Metric	Default Threshold
Answer Relevancy	0.6
Answer Precision	0.6
Faithfulness	0.7
Contextual Relevancy	0.6
Contextual Precision	0.7
Contextual Recall	0.7
Bias Detection	0.8
Toxicity Detection	0.7
Tool Correctness	0.5
Task Success Rate	0.7
Role Adherence	0.7
Knowledge Retention	0.7
Tool Error Detection	0.7
All Security Metrics	0.7

Temperature Parameter¶

Metrics that use verdict aggregation accept a temperature parameter that controls scoring strictness:

# Strict scoring — penalizes poor verdicts heavily
metric = AnswerRelevancyMetric(model="gpt-4o", threshold=0.7, temperature=0.1)

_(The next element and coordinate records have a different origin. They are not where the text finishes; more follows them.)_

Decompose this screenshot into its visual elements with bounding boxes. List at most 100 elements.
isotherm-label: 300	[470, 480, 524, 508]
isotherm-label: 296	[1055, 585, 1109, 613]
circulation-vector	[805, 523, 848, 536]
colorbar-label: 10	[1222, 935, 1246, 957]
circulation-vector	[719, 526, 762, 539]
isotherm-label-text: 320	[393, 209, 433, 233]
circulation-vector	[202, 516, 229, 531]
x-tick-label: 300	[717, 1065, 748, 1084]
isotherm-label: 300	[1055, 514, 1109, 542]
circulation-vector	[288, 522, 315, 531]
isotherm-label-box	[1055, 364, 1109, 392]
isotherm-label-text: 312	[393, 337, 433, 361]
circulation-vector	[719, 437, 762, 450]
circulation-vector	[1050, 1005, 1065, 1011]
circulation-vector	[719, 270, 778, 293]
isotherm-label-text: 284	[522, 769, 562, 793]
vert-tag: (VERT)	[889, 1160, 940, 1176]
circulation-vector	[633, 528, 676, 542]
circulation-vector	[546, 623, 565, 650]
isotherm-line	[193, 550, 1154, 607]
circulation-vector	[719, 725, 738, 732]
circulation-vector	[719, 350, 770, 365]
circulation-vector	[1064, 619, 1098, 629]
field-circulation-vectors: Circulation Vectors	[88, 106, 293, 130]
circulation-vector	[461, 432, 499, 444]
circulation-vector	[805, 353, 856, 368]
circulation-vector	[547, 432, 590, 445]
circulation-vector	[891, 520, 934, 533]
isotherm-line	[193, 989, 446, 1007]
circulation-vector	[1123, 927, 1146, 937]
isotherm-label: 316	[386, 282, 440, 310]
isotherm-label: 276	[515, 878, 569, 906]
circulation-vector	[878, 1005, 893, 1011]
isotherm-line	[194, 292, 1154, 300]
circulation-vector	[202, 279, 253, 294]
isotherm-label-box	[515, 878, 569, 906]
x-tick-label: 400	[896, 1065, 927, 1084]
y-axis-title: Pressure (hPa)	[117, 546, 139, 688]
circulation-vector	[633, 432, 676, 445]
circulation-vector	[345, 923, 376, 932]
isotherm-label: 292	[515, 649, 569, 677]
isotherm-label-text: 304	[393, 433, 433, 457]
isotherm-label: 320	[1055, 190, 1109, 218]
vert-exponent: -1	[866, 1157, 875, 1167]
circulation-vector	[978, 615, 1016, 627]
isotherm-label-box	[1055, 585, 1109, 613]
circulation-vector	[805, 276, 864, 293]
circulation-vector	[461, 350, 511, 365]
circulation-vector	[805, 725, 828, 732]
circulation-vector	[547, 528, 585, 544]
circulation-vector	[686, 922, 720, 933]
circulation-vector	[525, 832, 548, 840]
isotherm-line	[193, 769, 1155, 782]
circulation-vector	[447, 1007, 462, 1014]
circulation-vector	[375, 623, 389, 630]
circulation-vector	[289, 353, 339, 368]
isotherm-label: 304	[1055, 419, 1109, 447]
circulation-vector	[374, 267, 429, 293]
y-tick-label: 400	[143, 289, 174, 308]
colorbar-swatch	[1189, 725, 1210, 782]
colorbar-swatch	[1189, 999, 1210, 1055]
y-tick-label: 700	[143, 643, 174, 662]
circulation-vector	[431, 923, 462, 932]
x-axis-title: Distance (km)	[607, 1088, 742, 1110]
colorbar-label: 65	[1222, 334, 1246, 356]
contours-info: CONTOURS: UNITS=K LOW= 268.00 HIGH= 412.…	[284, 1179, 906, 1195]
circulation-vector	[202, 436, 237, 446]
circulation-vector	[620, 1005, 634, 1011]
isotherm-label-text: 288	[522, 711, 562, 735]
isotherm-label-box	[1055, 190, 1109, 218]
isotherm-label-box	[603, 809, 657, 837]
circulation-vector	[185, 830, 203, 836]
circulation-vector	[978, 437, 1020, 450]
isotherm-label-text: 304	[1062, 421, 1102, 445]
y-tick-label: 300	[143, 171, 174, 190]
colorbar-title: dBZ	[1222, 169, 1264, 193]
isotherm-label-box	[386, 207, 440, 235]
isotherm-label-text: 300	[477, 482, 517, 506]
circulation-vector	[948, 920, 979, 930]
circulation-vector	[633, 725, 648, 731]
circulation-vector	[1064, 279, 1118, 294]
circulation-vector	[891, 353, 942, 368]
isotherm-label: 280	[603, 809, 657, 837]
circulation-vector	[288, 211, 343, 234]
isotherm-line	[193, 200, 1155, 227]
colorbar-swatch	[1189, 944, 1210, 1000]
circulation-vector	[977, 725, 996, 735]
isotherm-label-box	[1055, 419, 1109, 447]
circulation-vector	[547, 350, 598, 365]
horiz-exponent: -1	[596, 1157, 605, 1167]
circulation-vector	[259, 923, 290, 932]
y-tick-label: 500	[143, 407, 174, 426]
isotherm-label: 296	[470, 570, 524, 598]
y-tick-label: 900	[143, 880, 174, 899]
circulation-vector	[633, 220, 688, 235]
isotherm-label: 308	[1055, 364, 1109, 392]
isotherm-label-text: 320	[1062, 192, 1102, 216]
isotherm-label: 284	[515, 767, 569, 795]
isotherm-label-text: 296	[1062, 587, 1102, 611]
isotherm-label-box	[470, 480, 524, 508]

# Balanced scoring (default for most metrics)
metric = AnswerRelevancyMetric(model="gpt-4o", threshold=0.7, temperature=0.5)

# Lenient scoring — forgiving of weak verdicts
metric = AnswerRelevancyMetric(model="gpt-4o", threshold=0.7, temperature=1.0)

See Score Aggregation for details on how temperature affects scoring.

Evaluation Options¶

The evaluate() function accepts these options:

results = await evaluate(
    test_cases=test_cases,       # List[EvalTestCase]
    metrics=metrics,             # List[MetricPattern]
    verbose=True,                # Show progress in console
    show_dashboard=False,        # Open dashboard after evaluation
    session_name="my-run"        # Name for dashboard session
)

Parameter	Type	Default	Description
`test_cases`	`List[EvalTestCase]`	required	Test cases to evaluate
`metrics`	`List[MetricPattern]`	required	Metrics to apply
`verbose`	`bool`	`True`	Show console progress
`show_dashboard`	`bool`	`False`	Open dashboard in browser
`session_name`	`str`	`None`	Session name for caching

Test Case Schema¶

EvalTestCase¶

from eval_lib import EvalTestCase

test_case = EvalTestCase(
    input="User's question",                    # Required
    actual_output="AI's response",              # Required
    expected_output="Reference answer",          # Optional
    retrieval_context=["context chunk 1", ...],  # Optional
    tools_called=["tool1", "tool2"],            # Optional (for agent metrics)
    expected_tools=["tool1", "tool2"],          # Optional (for agent metrics)
    reasoning="Chain of thought",               # Optional
    name="Test case label",                     # Optional
)

ConversationalEvalTestCase¶

from eval_lib import ConversationalEvalTestCase, EvalTestCase

conversation = ConversationalEvalTestCase(
    chatbot_role="System prompt / role description",  # Optional
    name="Conversation label",                        # Optional
    turns=[
        EvalTestCase(input="...", actual_output="..."),
        EvalTestCase(input="...", actual_output="..."),
    ]
)

Which fields are needed?

Different metrics require different fields. See each metric's documentation for its specific requirements.